Most production stacks today run some combination of these three — tighter prompts, an LLM-judge, a firewall. The failure modes don't offset. They stack.

The shape the field has converged on

Five independent research groups have, in the last eighteen months, arrived at the same three-stage pipeline:

Start with a natural-language policy — system prompt, SOP, compliance document.
Translate it into formal constraints in a machine-checkable language.
Evaluate every trace against those constraints deterministically. Same trace in, same verdict out.

Agent-C (Kamath, Zhang & Xu et al., arXiv 2512.23738), FormalJudge (Zhou, Lou, Sheng, Fu & Yang, 2602.11136), AgentSpec (Wang et al., Jun Sun group, 2503.18666 — the most-cited paper in this space), PCAS (Palumbo et al., 2602.16708), and the Microsoft ContextCov / AgentPex / AgentRx program (three papers in March 2026) each implement a version of this flow.
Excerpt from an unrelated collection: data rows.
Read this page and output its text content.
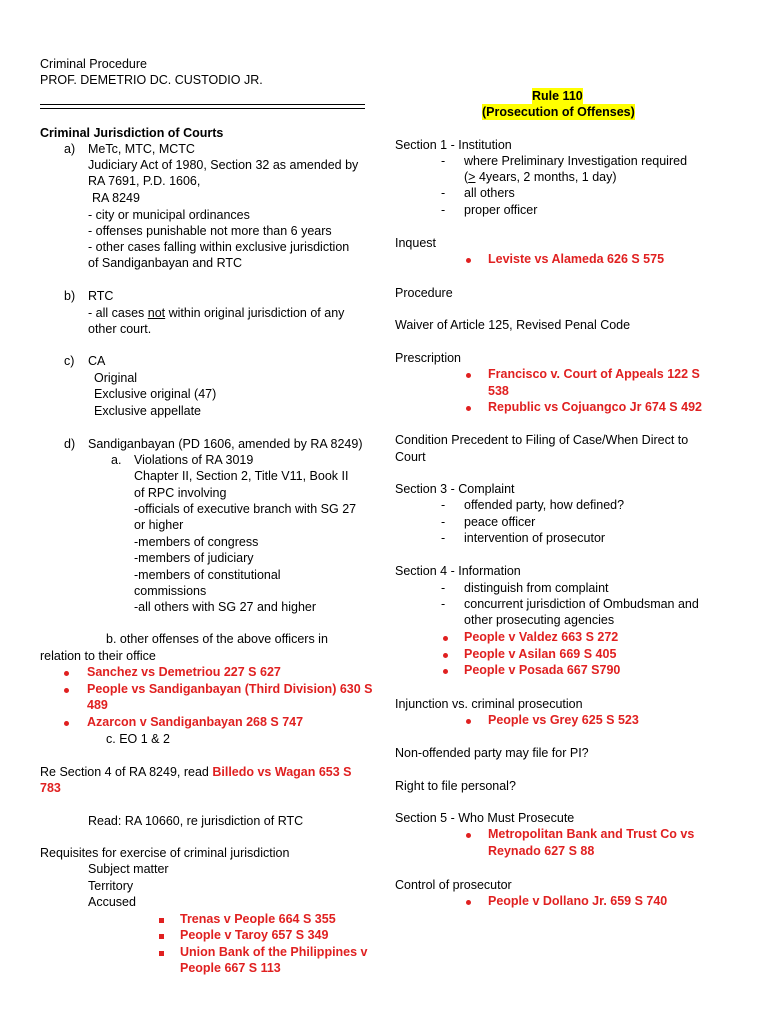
Criminal Procedure
PROF. DEMETRIO DC. CUSTODIO JR.
Criminal Jurisdiction of Courts
a) MeTc, MTC, MCTC
Judiciary Act of 1980, Section 32 as amended by
RA 7691, P.D. 1606,
RA 8249
- city or municipal ordinances
- offenses punishable not more than 6 years
- other cases falling within exclusive jurisdiction
of Sandiganbayan and RTC
b) RTC
- all cases not within original jurisdiction of any
other court.
c) CA
Original
Exclusive original (47)
Exclusive appellate
d) Sandiganbayan (PD 1606, amended by RA 8249)
a. Violations of RA 3019
Chapter II, Section 2, Title V11, Book II
of RPC involving
-officials of executive branch with SG 27
or higher
-members of congress
-members of judiciary
-members of constitutional
commissions
-all others with SG 27 and higher
b. other offenses of the above officers in
relation to their office
Sanchez vs Demetriou 227 S 627
People vs Sandiganbayan (Third Division) 630 S
489
Azarcon v Sandiganbayan 268 S 747
c. EO 1 & 2
Re Section 4 of RA 8249, read Billedo vs Wagan 653 S
783
Read: RA 10660, re jurisdiction of RTC
Requisites for exercise of criminal jurisdiction
Subject matter
Territory
Accused
Trenas v People 664 S 355
People v Taroy 657 S 349
Union Bank of the Philippines v
People 667 S 113
Rule 110
(Prosecution of Offenses)
Section 1 - Institution
- where Preliminary Investigation required
(≥ 4years, 2 months, 1 day)
- all others
- proper officer
Inquest
Leviste vs Alameda 626 S 575
Procedure
Waiver of Article 125, Revised Penal Code
Prescription
Francisco v. Court of Appeals 122 S
538
Republic vs Cojuangco Jr 674 S 492
Condition Precedent to Filing of Case/When Direct to
Court
Section 3 - Complaint
- offended party, how defined?
- peace officer
- intervention of prosecutor
Section 4 - Information
- distinguish from complaint
- concurrent jurisdiction of Ombudsman and
other prosecuting agencies
People v Valdez 663 S 272
People v Asilan 669 S 405
People v Posada 667 S790
Injunction vs. criminal prosecution
People vs Grey 625 S 523
Non-offended party may file for PI?
Right to file personal?
Section 5 - Who Must Prosecute
Metropolitan Bank and Trust Co vs
Reynado 627 S 88
Control of prosecutor
People v Dollano Jr. 659 S 740
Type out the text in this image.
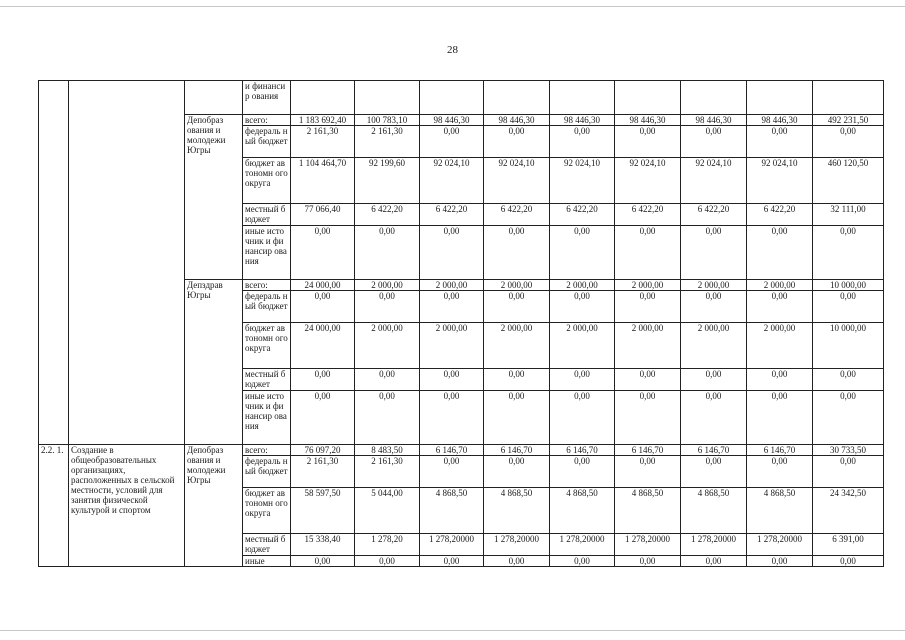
28
			и финансир ования									
		Депобраз ования и молодежи Югры	всего:	1 183 692,40	100 783,10	98 446,30	98 446,30	98 446,30	98 446,30	98 446,30	98 446,30	492 231,50
			федераль ный бюджет	2 161,30	2 161,30	0,00	0,00	0,00	0,00	0,00	0,00	0,00
			бюджет автономн ого округа	1 104 464,70	92 199,60	92 024,10	92 024,10	92 024,10	92 024,10	92 024,10	92 024,10	460 120,50
			местный бюджет	77 066,40	6 422,20	6 422,20	6 422,20	6 422,20	6 422,20	6 422,20	6 422,20	32 111,00
			иные источник и финансир ования	0,00	0,00	0,00	0,00	0,00	0,00	0,00	0,00	0,00
		Депздрав Югры	всего:	24 000,00	2 000,00	2 000,00	2 000,00	2 000,00	2 000,00	2 000,00	2 000,00	10 000,00
			федераль ный бюджет	0,00	0,00	0,00	0,00	0,00	0,00	0,00	0,00	0,00
			бюджет автономн ого округа	24 000,00	2 000,00	2 000,00	2 000,00	2 000,00	2 000,00	2 000,00	2 000,00	10 000,00
			местный бюджет	0,00	0,00	0,00	0,00	0,00	0,00	0,00	0,00	0,00
			иные источник и финансир ования	0,00	0,00	0,00	0,00	0,00	0,00	0,00	0,00	0,00
2.2. 1.	Создание в общеобразовательных организациях, расположенных в сельской местности, условий для занятия физической культурой и спортом	Депобраз ования и молодежи Югры	всего:	76 097,20	8 483,50	6 146,70	6 146,70	6 146,70	6 146,70	6 146,70	6 146,70	30 733,50
			федераль ный бюджет	2 161,30	2 161,30	0,00	0,00	0,00	0,00	0,00	0,00	0,00
			бюджет автономн ого округа	58 597,50	5 044,00	4 868,50	4 868,50	4 868,50	4 868,50	4 868,50	4 868,50	24 342,50
			местный бюджет	15 338,40	1 278,20	1 278,20000	1 278,20000	1 278,20000	1 278,20000	1 278,20000	1 278,20000	6 391,00
			иные	0,00	0,00	0,00	0,00	0,00	0,00	0,00	0,00	0,00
The design space around step 2 is contested; the three-step shape is consensus.

The property it has that nothing else does: a deterministic verdict can be wrong, but it can't be wrong-on-average-while-looking-confident. If a constraint misfires, the constraint is an auditable artifact. If a trace passes, the evidence is the sequence of tool calls, not a model's summary of them.

What still stands between the shape and a shipped system

Two bottlenecks, both real, both active research.

Translation. The first arrow — natural language to formal constraint — is where every group stalls. Prasetya et al.'s Talk is Cheap, Logic is Hard (arXiv 2603.17193) benchmarked 24 frontier models on formalizing program post-conditions (a cleaner problem than agent policies), and found the gap from ground truth persistent across model scales. The most effective mitigation they identified wasn't a bigger model; it was a second verification layer that doesn't trust the first. More in The Translation Bottleneck.

Evaluation trust. Even with a correct spec, evaluation can be silently wrong — as with our 100%-agreement incident, where the ensemble was agreeing on a default rather than a judgment. The fix involved separating does this rule apply? from does the trace satisfy it? at the checker-return signature (a pattern from FormalJudge). Agreement dropped from a fake 1.0 to an honest 0.67 and surfaced the 38 of 49 traces that were actually out of scope. Full account in Why LLM-as-Judge Fails Silently at Scale.

The evaluation stage itself is commoditizing. Z3 is Z3. Dafny is Dafny. The DSL design space is narrowing around small composable predicate vocabularies. The differentiation is upstream.

Appendix: sources cited

CRAFT (IBM Research, EMNLP 2025) — customer-service policy compliance under conversational pressure.
TRAIL (Patronus AI, 2026) — automated failure detection on agent traces.
Talk is Cheap, Logic is Hard — Prasetya et al., arXiv 2603.17193.
Agent-C — Kamath, Zhang & Xu et al., arXiv 2512.23738.
AgentSpec — Wang et al., arXiv 2503.18666.
FormalJudge — Zhou, Lou, Sheng, Fu & Yang, arXiv 2602.11136.
PCAS — Palumbo et al., arXiv 2602.16708.
ContextCov — Sharma et al., Microsoft, arXiv 2603.00822.
AgentPex (Willful Disobedience) — Sharma et al., Microsoft, arXiv 2603.23806.
AgentRx — Barke et al., Microsoft, arXiv 2602.02475.
LlamaFirewall — Meta, arXiv 2505.03574.
STAC — arXiv 2509.25624.
Gravitee CTO Survey — 750 CTOs, December 2025.
CLTR / AISI-funded — ~700 instruction-ignoring cases, Oct 2025–Mar 2026.
Incident reports: Amazon Kiro, Google Antigravity, Sierra / Gap, Anthropic agents, Meta internal (Dec 2025–Mar 2026).